Grades should be based on a review of the student's portfolio, collected at the midterm point and at the end of the semester. They are required to submit about 25 pages of revised work, not including rough drafts, group work, or peer revision. You are responsible for developing your own grading criteria and presenting it to the students at the beginning of the semester, based on your individual assignment choices. Based on the sample syllabus on the 342 page, here is one version of how the grade could be calculated:

  • Feature Story (and preparatory work): 35%

  • Book Review (and preparatory work): 20%

  • Interview Story (and preparatory work): 25%

  • Online Review: 5%

  • News Brief: 5%

  • Group Presentation (and preparatory work): 5%

  • Other discretionary issues (attendance, preparation, engagement with the material): 5%

Grading Policies:

Papers are due in class on the day that they are due. If students turn them in late, they will depreciate in value accordingly.

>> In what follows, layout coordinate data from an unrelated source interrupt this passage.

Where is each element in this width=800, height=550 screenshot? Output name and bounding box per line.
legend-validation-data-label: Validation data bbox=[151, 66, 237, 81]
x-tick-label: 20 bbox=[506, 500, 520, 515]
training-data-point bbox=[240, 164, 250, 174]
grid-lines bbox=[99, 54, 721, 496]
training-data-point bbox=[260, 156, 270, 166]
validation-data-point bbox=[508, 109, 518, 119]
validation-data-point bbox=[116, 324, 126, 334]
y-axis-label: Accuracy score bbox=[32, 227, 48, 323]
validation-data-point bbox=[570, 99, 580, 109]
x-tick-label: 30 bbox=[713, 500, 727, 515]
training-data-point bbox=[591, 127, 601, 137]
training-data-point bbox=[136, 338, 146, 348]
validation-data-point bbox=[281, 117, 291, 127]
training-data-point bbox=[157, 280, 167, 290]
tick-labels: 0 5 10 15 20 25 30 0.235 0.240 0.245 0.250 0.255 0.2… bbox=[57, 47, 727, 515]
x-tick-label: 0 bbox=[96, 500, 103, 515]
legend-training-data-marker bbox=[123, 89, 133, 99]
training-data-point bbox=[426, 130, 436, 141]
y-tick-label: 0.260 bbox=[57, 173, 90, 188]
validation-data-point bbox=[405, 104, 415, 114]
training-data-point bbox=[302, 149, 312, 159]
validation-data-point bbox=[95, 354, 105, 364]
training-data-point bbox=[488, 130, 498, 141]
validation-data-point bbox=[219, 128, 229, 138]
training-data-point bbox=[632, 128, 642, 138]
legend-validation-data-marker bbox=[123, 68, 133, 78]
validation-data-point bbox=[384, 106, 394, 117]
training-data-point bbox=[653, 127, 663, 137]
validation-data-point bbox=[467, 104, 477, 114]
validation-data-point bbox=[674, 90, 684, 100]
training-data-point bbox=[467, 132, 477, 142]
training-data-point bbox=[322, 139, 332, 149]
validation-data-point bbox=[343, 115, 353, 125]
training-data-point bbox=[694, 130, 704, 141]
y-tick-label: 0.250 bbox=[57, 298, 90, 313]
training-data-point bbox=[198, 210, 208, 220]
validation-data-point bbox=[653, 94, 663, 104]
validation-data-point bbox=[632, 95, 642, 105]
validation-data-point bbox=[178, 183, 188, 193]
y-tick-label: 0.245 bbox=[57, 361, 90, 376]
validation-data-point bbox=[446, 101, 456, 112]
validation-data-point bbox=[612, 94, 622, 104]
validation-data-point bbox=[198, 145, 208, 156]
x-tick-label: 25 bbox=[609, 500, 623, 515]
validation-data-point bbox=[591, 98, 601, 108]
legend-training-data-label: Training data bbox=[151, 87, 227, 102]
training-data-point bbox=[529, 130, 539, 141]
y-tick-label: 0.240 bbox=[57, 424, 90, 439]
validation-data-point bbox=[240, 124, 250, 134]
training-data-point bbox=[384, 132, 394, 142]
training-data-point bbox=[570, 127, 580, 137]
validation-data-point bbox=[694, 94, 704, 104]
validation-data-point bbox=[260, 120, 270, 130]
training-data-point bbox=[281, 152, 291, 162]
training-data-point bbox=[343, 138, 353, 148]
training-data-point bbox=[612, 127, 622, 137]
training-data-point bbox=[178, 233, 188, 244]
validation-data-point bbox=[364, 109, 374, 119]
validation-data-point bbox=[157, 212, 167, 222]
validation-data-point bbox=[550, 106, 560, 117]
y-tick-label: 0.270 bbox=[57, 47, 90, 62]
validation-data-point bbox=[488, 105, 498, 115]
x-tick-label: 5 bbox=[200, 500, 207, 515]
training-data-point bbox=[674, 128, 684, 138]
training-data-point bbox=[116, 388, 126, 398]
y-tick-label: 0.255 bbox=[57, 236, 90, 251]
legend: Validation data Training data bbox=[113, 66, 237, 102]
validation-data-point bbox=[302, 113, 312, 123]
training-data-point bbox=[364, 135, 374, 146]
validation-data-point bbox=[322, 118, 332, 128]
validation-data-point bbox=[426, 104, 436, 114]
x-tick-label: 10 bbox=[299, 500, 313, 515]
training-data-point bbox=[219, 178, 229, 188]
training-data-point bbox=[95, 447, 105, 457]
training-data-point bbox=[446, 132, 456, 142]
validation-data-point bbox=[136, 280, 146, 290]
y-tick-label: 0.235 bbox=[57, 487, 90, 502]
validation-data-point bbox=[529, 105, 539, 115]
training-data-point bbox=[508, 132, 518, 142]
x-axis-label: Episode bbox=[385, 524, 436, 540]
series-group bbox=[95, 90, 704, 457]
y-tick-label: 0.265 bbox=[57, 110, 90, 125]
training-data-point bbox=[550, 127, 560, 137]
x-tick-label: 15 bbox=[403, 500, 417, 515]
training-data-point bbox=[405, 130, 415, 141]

Spelling errors, grammatical glitches, wordiness, blatant discrepancies from the truth, and formatting problems will count against the grade.

You are free to develop your own grading guidelines. The following is a sample method for evaluating work:

A = great story, worthy of publication. Great writing, interesting approach, correct format

B = good story, worthy of publication with editing. Good reporting, but not as interesting as an A, correct format

C = okay story, requires extensive work before publication. Wordy or redundant recounting of the issues, or scant and
superficial treatment of the topic

NP = dull, sloppy, boring, misses the point, poor grammar or organization. Don't even think of publication.

All assignments are required. Missing one means failure. A nonpassing assignment is better than no assignment.

Plagiarism is against the law. We will go over plagiarism in great detail, and I will be checking any suspicious work with our online bloodhound service. Don't do it. Cite any information you use from any source whatsoever, and never use someone's exact words without quotation marks.

Plagiarism:
Rutgers University, The Writing Program, and the Business and Technical Writing Program all offer a wealth of resources to help you communicate the confusing issues surrounding plagiarism to your students. We urge you to review all of this material and present it early and often. We also urge you to use internet search engines available through Rutgers to search for any papers or parts of papers that you suspect are plagiarized.